È successo a Rovigo pochi mesi fa. In una scuola superiore, una professoressa diventa il bersaglio di qualcuno della classe che la colpisce due volte con un fucile ad aria compressa, all’inizio e alla fine della lezione. Nel frattempo viene girato un video poi condiviso sui social e quindi reso pubblico. Ora la professoressa vittima ha rilasciato un’intervista in cui ha dichiarato di aver denunciato l’intera classe per tutelare la sua dignità e quella della categoria dei docenti.
Nell’intervista sottolinea che nessuno degli studenti – tranne uno – si è scusato con lei. Nessuno si è assunto la responsabilità del gesto commesso. Nessuno ha rotto il patto di omertà, rivelando il nome del responsabile. Nessuno si è preso la responsabilità di aver reso pubblico, postandolo sui social, un episodio così umiliante e senza senso. Sembra anche che nessuna famiglia sia intervenuta in alleanza con la docente per ricostruire un patto di alleanza tra scuola e famiglia e aiutare i ragazzi a comprendere l’enormità dell’errore commesso. Aggredire una persona alle spalle, senza motivo, per fare uno scherzo, nell’ilarità generale: io lo definirei bullismo al contrario. Proprio mentre tutto il mondo adulto sta cercando di creare ambienti educativi in cui tra pari ci si relazioni con rispetto, spirito solidale e cooperativo, scopriamo che gli stessi ragazzi – che dovrebbero essere protagonisti di questo movimento preventivo – trovano divertente fare i bulli con un adulto, umiliarlo e metterlo a rischio (la prof. ha dovuto ricorrere alle cure del Pronto aoccorso).
A me sembra una concatenazione di eventi dove tutti sono sconfitti e non c’è alcun vincitore. È certamente sconfitta la professoressa che deve denunciare un’intera classe di alunni. Una denuncia è un atto estremo verso qualcuno che ha leso i tuoi diritti in modo così irreparabile da non trovare altra via di recupero e riabilitazione, se non quella legale. Significa che nella relazione tra me e te, ciò che è accaduto non è uno sbaglio madornale, ma un potenziale reato per cui io non ho altro modo di tutelarmi, se non per vie legali. Succede a volte che un genitore chieda l’intervento delle forze dell’ordine o della legge contro un figlio. Succede quando un figlio è violento e picchia i suoi genitori. Succede quando un figlio usa droghe e ruba soldi ai suoi genitori. Sono casi estremi, in cui l’adulto non sa più come arginare, nella relazione, il totale ribaltamento dei ruoli, la negazione di ogni forma di affetto e rispetto. A me, sembra che questo sia ciò che i fatti accaduti nella scuola di Rovigo suggeriscono.

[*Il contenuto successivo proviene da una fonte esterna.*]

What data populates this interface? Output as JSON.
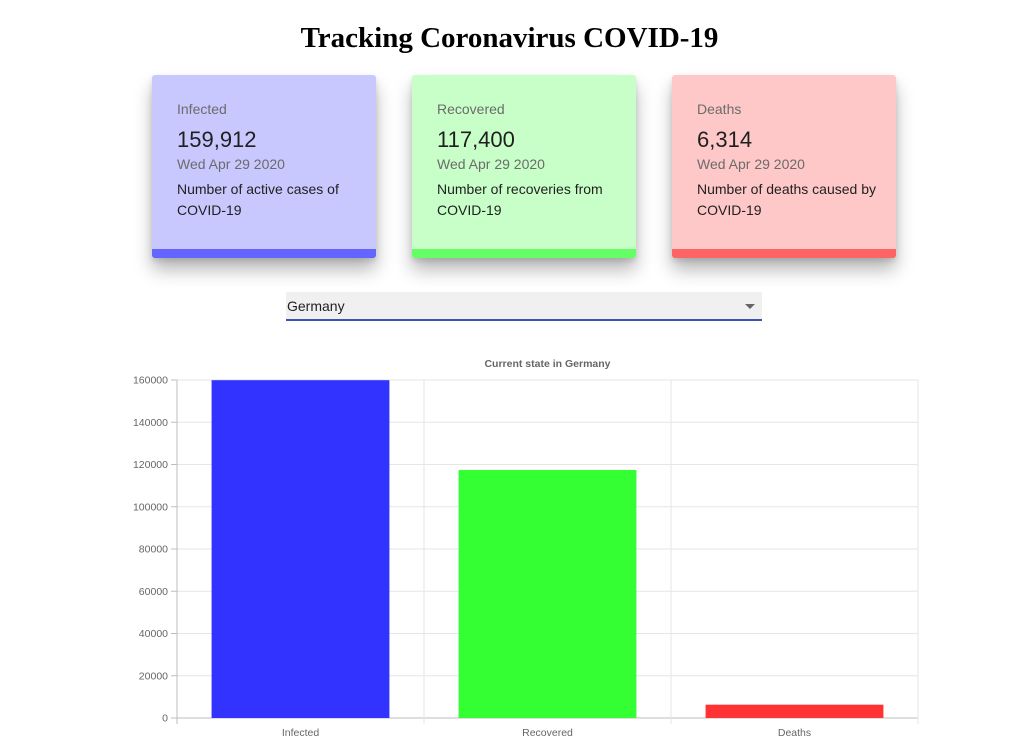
{
  "page": {
    "title": "Tracking Coronavirus COVID-19"
  },
  "cards": [
    {
      "label": "Infected",
      "count": "159,912",
      "date": "Wed Apr 29 2020",
      "description": "Number of active cases of COVID-19",
      "bg_color": "#c8c8ff",
      "accent_color": "#6464ff"
    },
    {
      "label": "Recovered",
      "count": "117,400",
      "date": "Wed Apr 29 2020",
      "description": "Number of recoveries from COVID-19",
      "bg_color": "#c8ffc8",
      "accent_color": "#64ff64"
    },
    {
      "label": "Deaths",
      "count": "6,314",
      "date": "Wed Apr 29 2020",
      "description": "Number of deaths caused by COVID-19",
      "bg_color": "#ffc8c8",
      "accent_color": "#ff6464"
    }
  ],
  "country_select": {
    "selected": "Germany",
    "underline_color": "#3f51b5"
  },
  "chart_data": {
    "type": "bar",
    "title": "Current state in Germany",
    "categories": [
      "Infected",
      "Recovered",
      "Deaths"
    ],
    "values": [
      159912,
      117400,
      6314
    ],
    "colors": [
      "#3333ff",
      "#33ff33",
      "#ff3333"
    ],
    "ylim": [
      0,
      160000
    ],
    "yticks": [
      0,
      20000,
      40000,
      60000,
      80000,
      100000,
      120000,
      140000,
      160000
    ],
    "xlabel": "",
    "ylabel": "",
    "grid": true,
    "legend": "none"
  }
}
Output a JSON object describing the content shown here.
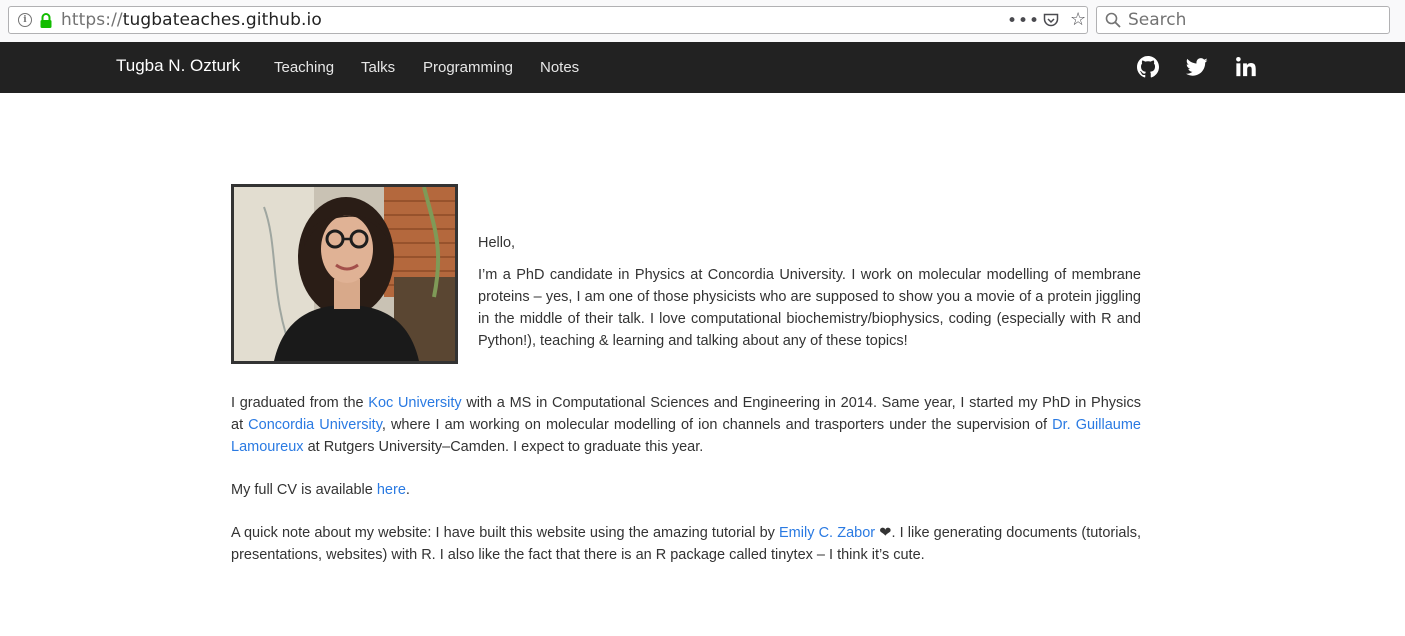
{
  "browser": {
    "url_protocol": "https://",
    "url_host": "tugbateaches.github.io",
    "search_placeholder": "Search",
    "more_label": "•••"
  },
  "navbar": {
    "brand": "Tugba N. Ozturk",
    "links": [
      "Teaching",
      "Talks",
      "Programming",
      "Notes"
    ],
    "social_icons": [
      "github-icon",
      "twitter-icon",
      "linkedin-icon"
    ]
  },
  "intro": {
    "greeting": "Hello,",
    "paragraph": "I’m a PhD candidate in Physics at Concordia University. I work on molecular modelling of membrane proteins – yes, I am one of those physicists who are supposed to show you a movie of a protein jiggling in the middle of their talk. I love computational biochemistry/biophysics, coding (especially with R and Python!), teaching & learning and talking about any of these topics!"
  },
  "education": {
    "t1": "I graduated from the ",
    "link1": "Koc University",
    "t2": " with a MS in Computational Sciences and Engineering in 2014. Same year, I started my PhD in Physics at ",
    "link2": "Concordia University",
    "t3": ", where I am working on molecular modelling of ion channels and trasporters under the supervision of ",
    "link3": "Dr. Guillaume Lamoureux",
    "t4": " at Rutgers University–Camden. I expect to graduate this year."
  },
  "cv": {
    "t1": "My full CV is available ",
    "link": "here",
    "t2": "."
  },
  "website_note": {
    "t1": "A quick note about my website: I have built this website using the amazing tutorial by ",
    "link": "Emily C. Zabor",
    "heart": " ❤",
    "t2": ". I like generating documents (tutorials, presentations, websites) with R. I also like the fact that there is an R package called tinytex – I think it’s cute."
  },
  "colors": {
    "navbar_bg": "#222222",
    "link": "#2a7ae2",
    "lock_green": "#12bc00"
  }
}
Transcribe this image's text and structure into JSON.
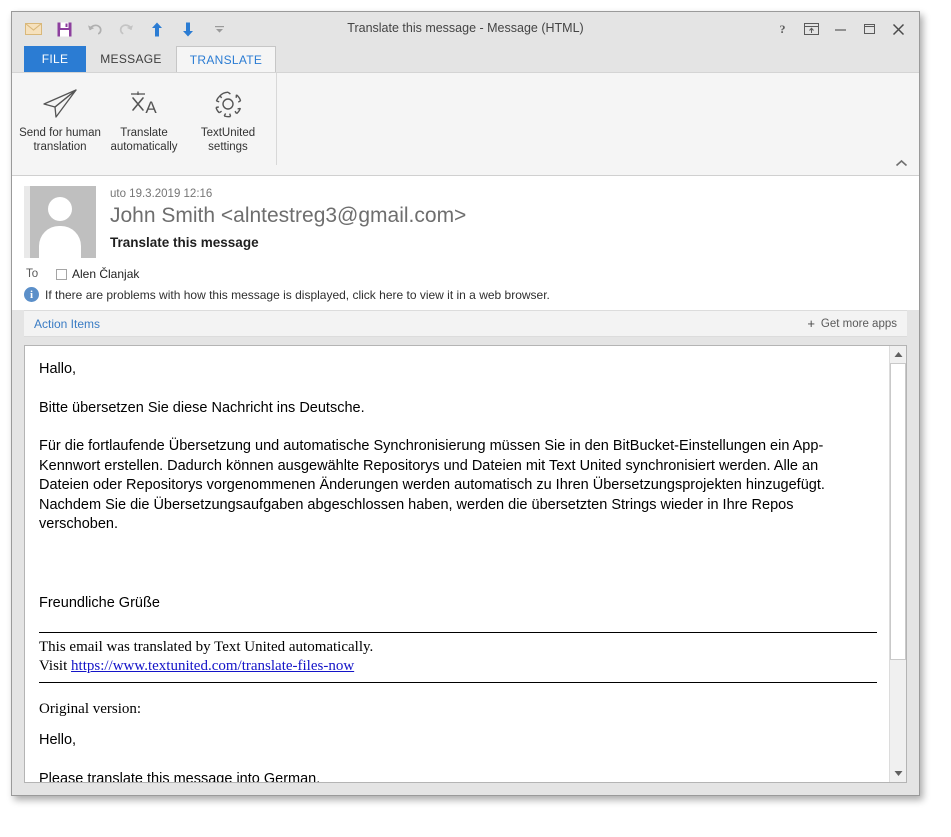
{
  "window": {
    "title": "Translate this message - Message (HTML)",
    "quick_access": [
      {
        "name": "envelope-icon",
        "label": "New Message"
      },
      {
        "name": "save-icon",
        "label": "Save"
      },
      {
        "name": "undo-icon",
        "label": "Undo"
      },
      {
        "name": "redo-icon",
        "label": "Redo"
      },
      {
        "name": "previous-item-icon",
        "label": "Previous Item"
      },
      {
        "name": "next-item-icon",
        "label": "Next Item"
      },
      {
        "name": "customize-quick-access-icon",
        "label": "Customize Quick Access Toolbar"
      }
    ],
    "controls": [
      {
        "name": "help-button",
        "glyph": "?"
      },
      {
        "name": "ribbon-display-options-button",
        "glyph": "ribbon"
      },
      {
        "name": "minimize-button",
        "glyph": "minimize"
      },
      {
        "name": "maximize-button",
        "glyph": "maximize"
      },
      {
        "name": "close-button",
        "glyph": "close"
      }
    ]
  },
  "tabs": [
    {
      "label": "FILE",
      "active": false,
      "kind": "file"
    },
    {
      "label": "MESSAGE",
      "active": false,
      "kind": "normal"
    },
    {
      "label": "TRANSLATE",
      "active": true,
      "kind": "normal"
    }
  ],
  "ribbon": {
    "buttons": [
      {
        "icon": "send-plane-icon",
        "line1": "Send for human",
        "line2": "translation"
      },
      {
        "icon": "translate-icon",
        "line1": "Translate",
        "line2": "automatically"
      },
      {
        "icon": "gear-icon",
        "line1": "TextUnited",
        "line2": "settings"
      }
    ],
    "collapse_label": "Collapse the Ribbon"
  },
  "message": {
    "date": "uto 19.3.2019 12:16",
    "from": "John Smith <alntestreg3@gmail.com>",
    "subject": "Translate this message",
    "to_label": "To",
    "to_recipient": "Alen Članjak",
    "info_bar": "If there are problems with how this message is displayed, click here to view it in a web browser.",
    "info_icon_glyph": "i"
  },
  "appbar": {
    "action_items_label": "Action Items",
    "get_more_apps_label": "Get more apps",
    "plus_glyph": "+"
  },
  "body": {
    "greeting": "Hallo,",
    "request": "Bitte übersetzen Sie diese Nachricht ins Deutsche.",
    "paragraph": "Für die fortlaufende Übersetzung und automatische Synchronisierung müssen Sie in den BitBucket-Einstellungen ein App-Kennwort erstellen. Dadurch können ausgewählte Repositorys und Dateien mit Text United synchronisiert werden. Alle an Dateien oder Repositorys vorgenommenen Änderungen werden automatisch zu Ihren Übersetzungsprojekten hinzugefügt. Nachdem Sie die Übersetzungsaufgaben abgeschlossen haben, werden die übersetzten Strings wieder in Ihre Repos verschoben.",
    "closing": "Freundliche Grüße",
    "footer_line1": "This email was translated by Text United automatically.",
    "footer_visit_prefix": "Visit ",
    "footer_link": "https://www.textunited.com/translate-files-now",
    "original_label": "Original version:",
    "original_greeting": "Hello,",
    "original_request": "Please translate this message into German."
  },
  "scrollbar": {
    "up_glyph": "▲",
    "down_glyph": "▼"
  },
  "colors": {
    "accent_blue": "#2b7cd3",
    "link_blue": "#3a7cc4",
    "hyperlink_blue": "#1414c8",
    "window_chrome": "#e4e4e4",
    "ribbon_bg": "#f5f5f5"
  }
}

Non comprendo come mai famiglie, scuola e studenti non siano, in questi mesi, riusciti ad avviare un processo riparativo e riabilitativo che permettesse alle parti coinvolte di far succedere alcuni passaggi inevitabili e necessari, senza il ricorso alla legge. Intendo: chiedere scusa, assumersi la responsabilità dei gesti compiuti, rompere il patto di omertà per tutelare il bullo, costruire una rete nella comunità adulta in grado di far capire ai ragazzi che esiste un limite e che gli adulti sono sufficientemente autorevoli e competenti da permettere agli studenti di comprenderne il significato e diventare capaci di rispettarlo. Per fare tutto questo occorre parlarsi, confrontarsi, dialogare, sentire che chi vive al mio fianco è parte di una squadra orientata verso obiettivi comuni che servono a tutelare il benessere di tutti. Se ciò non accade, se non esiste la squadra, ci si trasforma in branco. La denuncia della prof. di Rovigo è una sconfitta per tutti: perché sembra dimostrare che in quell’aula non c’è una classe, non c’è una squadra, ma c’è un branco.